Tarte tatin. Whipped cream or vanilla ice cream, as. Just returned from France where I had apple tart tatin three times. This recipe was the BEST of them all!
I made this recipe exactly as written (including the suggested pastry) after watching the video..
The hotel was run by two sisters, Stéphanie and Caroline Tatin.
There are conflicting stories concerning the tart's origin, but the most common is that Stéphanie Tatin, who did most of the cooking, was overworked one day.
You can have Tarte tatin using 5 ingredients and 5 steps. Here is how you achieve it.
Ingredients of Tarte tatin
- It's 9 of pommes.
- You need 1 of pâte brisée.
- Prepare 100 gr of sucre semoule.
- It's 40 gr of beurre.
- It's of De la crème fraîche épaisse 😋.
This French dessert is an upside-down caramelized apple tart that legend has it was created by accident. If fruit does not completely fill pan, tart will collapse when inverted.
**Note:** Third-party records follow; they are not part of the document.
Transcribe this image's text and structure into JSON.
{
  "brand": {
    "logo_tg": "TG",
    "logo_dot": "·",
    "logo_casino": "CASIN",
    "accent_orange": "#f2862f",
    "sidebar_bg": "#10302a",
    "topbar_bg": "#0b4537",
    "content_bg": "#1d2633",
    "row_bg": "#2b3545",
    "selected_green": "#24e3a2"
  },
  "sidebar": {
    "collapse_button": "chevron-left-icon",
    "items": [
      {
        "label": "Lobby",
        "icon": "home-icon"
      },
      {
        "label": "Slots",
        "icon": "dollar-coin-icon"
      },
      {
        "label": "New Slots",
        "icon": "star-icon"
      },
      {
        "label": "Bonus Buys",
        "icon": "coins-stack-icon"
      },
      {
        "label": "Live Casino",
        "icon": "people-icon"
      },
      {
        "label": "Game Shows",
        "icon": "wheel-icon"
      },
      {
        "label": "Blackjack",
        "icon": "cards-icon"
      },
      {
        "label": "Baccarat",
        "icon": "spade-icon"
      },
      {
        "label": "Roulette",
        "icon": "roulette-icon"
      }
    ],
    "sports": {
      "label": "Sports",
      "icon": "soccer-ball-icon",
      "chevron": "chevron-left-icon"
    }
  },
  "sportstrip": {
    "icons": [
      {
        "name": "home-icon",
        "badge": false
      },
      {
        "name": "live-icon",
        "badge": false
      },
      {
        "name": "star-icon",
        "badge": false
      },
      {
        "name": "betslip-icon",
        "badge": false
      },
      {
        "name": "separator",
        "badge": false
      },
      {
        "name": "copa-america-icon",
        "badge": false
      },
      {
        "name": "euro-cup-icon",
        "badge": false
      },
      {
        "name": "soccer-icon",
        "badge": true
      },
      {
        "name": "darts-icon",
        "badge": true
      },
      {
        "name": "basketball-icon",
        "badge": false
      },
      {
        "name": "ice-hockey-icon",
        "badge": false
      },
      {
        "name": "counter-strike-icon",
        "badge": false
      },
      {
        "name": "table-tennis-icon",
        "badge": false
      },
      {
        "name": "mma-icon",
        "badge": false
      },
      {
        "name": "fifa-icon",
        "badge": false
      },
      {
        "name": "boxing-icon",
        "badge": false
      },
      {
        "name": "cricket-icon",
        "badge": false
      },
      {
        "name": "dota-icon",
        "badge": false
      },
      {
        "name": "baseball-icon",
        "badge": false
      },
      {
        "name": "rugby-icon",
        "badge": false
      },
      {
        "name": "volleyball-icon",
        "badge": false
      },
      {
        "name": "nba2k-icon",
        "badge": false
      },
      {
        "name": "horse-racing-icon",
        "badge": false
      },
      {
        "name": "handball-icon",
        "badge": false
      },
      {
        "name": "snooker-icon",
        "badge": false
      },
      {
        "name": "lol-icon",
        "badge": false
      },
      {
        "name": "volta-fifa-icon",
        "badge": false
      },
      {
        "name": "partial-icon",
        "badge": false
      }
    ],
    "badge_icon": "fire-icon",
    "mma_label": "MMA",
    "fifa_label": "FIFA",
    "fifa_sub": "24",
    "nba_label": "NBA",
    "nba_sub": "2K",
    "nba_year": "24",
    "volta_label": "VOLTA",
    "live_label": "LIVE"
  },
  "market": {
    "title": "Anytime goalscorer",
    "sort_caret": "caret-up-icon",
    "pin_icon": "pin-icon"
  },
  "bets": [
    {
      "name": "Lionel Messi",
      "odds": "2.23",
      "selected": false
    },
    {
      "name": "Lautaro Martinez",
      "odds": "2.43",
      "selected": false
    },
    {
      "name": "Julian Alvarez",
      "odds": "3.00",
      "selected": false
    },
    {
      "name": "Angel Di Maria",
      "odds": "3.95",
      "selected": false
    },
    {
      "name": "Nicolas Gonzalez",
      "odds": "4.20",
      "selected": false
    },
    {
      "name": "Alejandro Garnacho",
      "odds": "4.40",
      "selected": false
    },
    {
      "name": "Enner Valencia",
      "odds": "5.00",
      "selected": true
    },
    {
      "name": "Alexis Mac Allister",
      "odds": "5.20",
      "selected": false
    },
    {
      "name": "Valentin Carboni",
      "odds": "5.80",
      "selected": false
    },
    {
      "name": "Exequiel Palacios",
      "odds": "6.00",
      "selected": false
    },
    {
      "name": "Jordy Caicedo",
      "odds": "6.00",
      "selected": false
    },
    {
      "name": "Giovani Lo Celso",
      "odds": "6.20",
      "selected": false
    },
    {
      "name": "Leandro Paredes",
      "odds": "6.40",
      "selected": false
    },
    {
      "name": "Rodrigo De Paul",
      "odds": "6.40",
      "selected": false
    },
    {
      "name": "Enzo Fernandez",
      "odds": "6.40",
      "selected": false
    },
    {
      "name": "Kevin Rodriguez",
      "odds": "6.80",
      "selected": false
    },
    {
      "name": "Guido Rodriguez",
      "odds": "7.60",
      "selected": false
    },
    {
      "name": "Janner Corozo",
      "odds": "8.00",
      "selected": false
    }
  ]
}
Lightly prick all over with a fork, place on a baking sheet, then cover and freeze while preparing the apples. Take it out of the oven.
Tarte tatin step by step
- Préchauffez le four a 200 degrés.
- Réalisez le caramel, faire fondre le beurre et ajoutez le sucre, remuez la casserole et le caramel va se faire, surveillez, quand il est près le verser dans le moule.
- Épluchez et évidez les pommes, les coupez en deux et les mettres sur le caramel..
- Recouvrir les pommes de pate brisée en la faisant bien rentrer sur les bords.
- Cuire 25 mins, laissez refroidir et démoulez. Dégustez tiède avec de la crème fraîche évidemment 😊.
To make it look like a tarte Tatin you need to turn it out, which isn't hard - but you do need to be careful with that hot caramel. Tarte Tatin is a French classic, spectacular to present and fun to prepare. Richard Davies' classic tarte Tatin recipe is laced with some expert tips for nailing this old favourite. Serve simply with clotted cream or ice cream. Tarte tatin is a French classic that's a quick, simple and impressive dessert and a real favourite for James.